Msg 1105, Level 17, State 2, Line 1
Could not allocate space for object 'dbo.SORT temporary run storage: 140751663071232' 
in database 'tempdb' because the 'PRIMARY' filegroup is full. Create disk space by 
deleting unneeded files, dropping objects in the filegroup, adding additional files 
to the filegroup, or setting autogrowth on for existing files in the filegroup.

Msg 9002, Level 17, State 4, Line 1
The transaction log for database 'tempdb' is full due to 'ACTIVE_TRANSACTION'. 
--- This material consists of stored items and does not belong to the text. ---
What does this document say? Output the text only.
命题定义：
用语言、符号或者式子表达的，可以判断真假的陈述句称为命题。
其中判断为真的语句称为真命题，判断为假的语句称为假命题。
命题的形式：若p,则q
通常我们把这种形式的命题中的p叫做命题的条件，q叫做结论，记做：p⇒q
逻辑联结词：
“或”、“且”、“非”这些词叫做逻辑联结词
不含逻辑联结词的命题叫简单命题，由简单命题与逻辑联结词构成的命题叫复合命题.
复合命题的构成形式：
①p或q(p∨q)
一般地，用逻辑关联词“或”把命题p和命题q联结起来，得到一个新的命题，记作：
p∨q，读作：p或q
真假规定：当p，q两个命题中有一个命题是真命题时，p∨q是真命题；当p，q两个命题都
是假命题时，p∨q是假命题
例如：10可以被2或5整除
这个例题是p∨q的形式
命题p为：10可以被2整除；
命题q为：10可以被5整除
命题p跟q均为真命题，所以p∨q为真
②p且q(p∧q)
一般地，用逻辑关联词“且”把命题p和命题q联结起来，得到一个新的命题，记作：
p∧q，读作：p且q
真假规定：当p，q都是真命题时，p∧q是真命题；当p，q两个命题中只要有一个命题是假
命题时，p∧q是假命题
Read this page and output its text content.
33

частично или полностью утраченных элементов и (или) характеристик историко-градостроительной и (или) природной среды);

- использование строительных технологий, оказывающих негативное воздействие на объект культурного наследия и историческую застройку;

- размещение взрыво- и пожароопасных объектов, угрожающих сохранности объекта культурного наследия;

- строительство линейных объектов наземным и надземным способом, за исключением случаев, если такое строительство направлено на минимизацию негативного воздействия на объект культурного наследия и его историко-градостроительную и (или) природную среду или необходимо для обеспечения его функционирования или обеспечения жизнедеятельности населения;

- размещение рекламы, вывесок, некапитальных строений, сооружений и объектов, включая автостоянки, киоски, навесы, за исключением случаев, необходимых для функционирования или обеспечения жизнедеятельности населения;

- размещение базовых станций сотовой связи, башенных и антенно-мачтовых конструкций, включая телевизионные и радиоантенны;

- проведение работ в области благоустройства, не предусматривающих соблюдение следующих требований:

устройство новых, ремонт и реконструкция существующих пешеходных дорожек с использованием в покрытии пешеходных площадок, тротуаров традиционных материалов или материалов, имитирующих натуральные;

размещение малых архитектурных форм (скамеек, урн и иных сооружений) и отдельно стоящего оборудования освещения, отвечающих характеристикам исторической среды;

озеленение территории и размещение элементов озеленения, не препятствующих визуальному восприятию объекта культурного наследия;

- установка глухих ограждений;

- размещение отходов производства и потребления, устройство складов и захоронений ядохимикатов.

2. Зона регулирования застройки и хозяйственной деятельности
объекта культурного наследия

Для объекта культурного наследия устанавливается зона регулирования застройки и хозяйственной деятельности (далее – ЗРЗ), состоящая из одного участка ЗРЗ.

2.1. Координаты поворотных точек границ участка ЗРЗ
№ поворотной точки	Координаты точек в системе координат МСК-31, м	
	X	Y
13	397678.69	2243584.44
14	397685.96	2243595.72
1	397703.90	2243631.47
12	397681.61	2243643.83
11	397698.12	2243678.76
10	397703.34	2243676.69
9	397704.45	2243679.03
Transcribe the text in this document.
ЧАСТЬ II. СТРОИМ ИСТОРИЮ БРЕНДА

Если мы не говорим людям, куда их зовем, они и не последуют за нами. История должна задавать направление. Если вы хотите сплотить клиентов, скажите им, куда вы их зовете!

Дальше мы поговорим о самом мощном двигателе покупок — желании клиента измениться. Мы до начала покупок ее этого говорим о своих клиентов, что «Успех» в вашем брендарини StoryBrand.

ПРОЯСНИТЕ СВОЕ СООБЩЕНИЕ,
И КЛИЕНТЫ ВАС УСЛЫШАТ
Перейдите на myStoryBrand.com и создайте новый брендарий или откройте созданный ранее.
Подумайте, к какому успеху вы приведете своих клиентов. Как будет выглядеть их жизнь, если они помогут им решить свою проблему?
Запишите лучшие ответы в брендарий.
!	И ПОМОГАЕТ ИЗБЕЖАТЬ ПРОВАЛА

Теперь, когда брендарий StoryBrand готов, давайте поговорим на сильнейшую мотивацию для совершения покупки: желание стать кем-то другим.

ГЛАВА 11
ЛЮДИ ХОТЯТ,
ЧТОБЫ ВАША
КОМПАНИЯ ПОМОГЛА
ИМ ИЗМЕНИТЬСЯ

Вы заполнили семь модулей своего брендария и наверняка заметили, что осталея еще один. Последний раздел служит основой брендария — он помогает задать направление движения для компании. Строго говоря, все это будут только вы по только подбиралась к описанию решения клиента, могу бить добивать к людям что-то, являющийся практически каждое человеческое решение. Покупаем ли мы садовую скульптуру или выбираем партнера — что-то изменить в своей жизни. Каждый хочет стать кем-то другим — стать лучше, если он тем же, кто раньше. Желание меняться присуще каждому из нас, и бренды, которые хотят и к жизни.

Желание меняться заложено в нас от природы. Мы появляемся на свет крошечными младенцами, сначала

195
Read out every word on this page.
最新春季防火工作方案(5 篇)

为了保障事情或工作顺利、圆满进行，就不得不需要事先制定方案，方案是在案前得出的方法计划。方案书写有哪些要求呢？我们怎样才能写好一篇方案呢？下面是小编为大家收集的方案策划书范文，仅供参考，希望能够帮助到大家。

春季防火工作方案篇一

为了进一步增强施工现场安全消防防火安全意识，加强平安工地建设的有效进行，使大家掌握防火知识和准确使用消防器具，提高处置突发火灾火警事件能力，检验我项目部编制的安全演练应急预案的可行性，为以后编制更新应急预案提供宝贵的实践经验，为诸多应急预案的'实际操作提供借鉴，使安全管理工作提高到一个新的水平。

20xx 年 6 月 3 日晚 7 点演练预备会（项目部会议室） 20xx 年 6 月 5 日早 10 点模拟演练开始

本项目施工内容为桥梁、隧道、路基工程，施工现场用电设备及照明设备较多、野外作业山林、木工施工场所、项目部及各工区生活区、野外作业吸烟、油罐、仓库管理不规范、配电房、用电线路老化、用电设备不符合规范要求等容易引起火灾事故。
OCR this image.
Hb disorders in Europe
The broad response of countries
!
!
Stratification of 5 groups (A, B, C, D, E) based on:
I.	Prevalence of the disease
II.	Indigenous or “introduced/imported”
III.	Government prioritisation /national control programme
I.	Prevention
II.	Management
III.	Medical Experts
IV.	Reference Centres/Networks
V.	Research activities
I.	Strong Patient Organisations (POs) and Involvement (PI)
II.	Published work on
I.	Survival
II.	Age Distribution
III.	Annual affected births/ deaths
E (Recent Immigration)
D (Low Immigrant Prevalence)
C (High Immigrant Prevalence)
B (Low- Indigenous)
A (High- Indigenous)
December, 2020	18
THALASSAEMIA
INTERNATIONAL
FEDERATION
All the heavy data movement, between tables and reindexing, has incurred a lot of growth in the transactional log file of the user database; And equivalent growth in the data/log files of tempdb. So, we took the following steps to rectify it: As the script took a few hours to execute and complete all the data movement. We did the following steps, every few minutes:

  • Issue CHECKPOINT on the tempdb

USE tempdb
GO
CHECKPOINT
GO

  • Take Transactional log backup on the user database

BACKUP LOG CustomerXS TO DISK = N'M:\MSSQL\Backup\MSSQLSERVER\XS and RT\XS_Movement.trn'
WITH COMPRESSION
GO

This allowed us to create more free space in the database files to accommodate space for new activity.